I’m Getting Divorce and Haven’t Worked in 15 Years. Do I Have to Look For a Job?
It depends, there are many variables at hand and your situation should be thoroughly discussed with an attorney. In any divorce situation, employment and income can tie into dealing with issues of maintenance (alimony), under C.R.S. 14-10-114, and child support, if there are children of the marriage.
Pursuant to both the alimony and child support statutes, there is a presumption that when either is an issue in a divorce, or any family law case, each party should be employed commensurate with his or her experience and skill set. However, in reality, life and circumstances can get in the way such that there are legitimate reasons that a party to a case is not working or will not be required to work.

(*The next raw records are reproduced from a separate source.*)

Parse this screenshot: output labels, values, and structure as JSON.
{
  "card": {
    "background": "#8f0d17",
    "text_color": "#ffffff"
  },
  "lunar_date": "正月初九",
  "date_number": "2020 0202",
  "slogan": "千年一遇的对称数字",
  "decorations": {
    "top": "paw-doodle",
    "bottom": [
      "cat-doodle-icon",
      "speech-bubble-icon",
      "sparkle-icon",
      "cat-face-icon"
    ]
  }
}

Answering the specific question at hand, a court is going to assess the facts and circumstances of the specific marriage. After 15 years out of the work force, a court is going to first ascertain why. A court is also going to inquire as to what field or job the spouse held prior to leaving the work force. This will also include inquiry in terms of past salary. Likewise, education level will also be an issue which is looked at.
Generally, a court is going to understand that in most professions, 15 years out of the workforce is a long time and that with some professions a person cannot just jump right back in. Rather, there may need to be retraining to get back into a specific field, such as IT or nursing. In some instances, there may be licensing issues also necessitating courses, testing, etc., such as in the real estate or teaching field. Each case is different and to just presume a person can instantaneously get back to where they were from an earning capacity standpoint is unrealistic.
Additionally, things like age and market demands can also have an impact. As we get older, it may be much more difficult to find work. Though certainly unstated for legal reasons, companies may be much less likely to hire someone at 46 years of age who has not worked for 15 years when there are people in their 20’s or 30’s ready to take a job at a lower rate of pay. Moreover, some industries that may have been viable 15 years ago may be on their way to becoming obsolete. Thus, competition for employment in that industry may be fierce, or it might not make sense to look for work in that dying field.
At the outset of a divorce or other family law case in which employment and income are at issue, the first step is to assess your situation with your Denver family law lawyer to determine what makes sense. At the same time, it is important to strategically look at the next steps. In any alimony or child support case, a court can attribute or “impute” income to a person based on their abilities. However, statute also authorizes a potential pass for people who are endeavoring to make a good faith career change. As such, going back to school, whether for a degree (or higher degree) or retraining may be viewed as a legitimate reason to not go back to work right away.
Other instances which might alleviate the duty to look for work or be employed to the best of your abilities might be caring for a young child or a child with special needs. However, absent special circumstances, the presumption will be that a person needs to be looking for work. Generally, we recommend that within a reasonable time of a case starting that our clients in this situation start looking for work in line with their skills and circumstances. They may find work or they may not. They may find work that isn’t their ideal or best job, but must be taken out of necessity. Certainly a job might be accepted while a person also continues to look for a better one. They key to proving employability is the ability to demonstrate job search efforts. As such, we advise our clients to actively look for a job and to document everything. Keep a log of jobs applied for, including date, employer, and salary range. Keep any and all inquiries and acceptance or rejection letters. If ultimately no job, or no great job, is found, at least it can be demonstrated to the court that you are trying. In turn, a court is much less likely to impute a higher income. The norm would be that a court will at least impute Colorado minimum wage, absent a disability.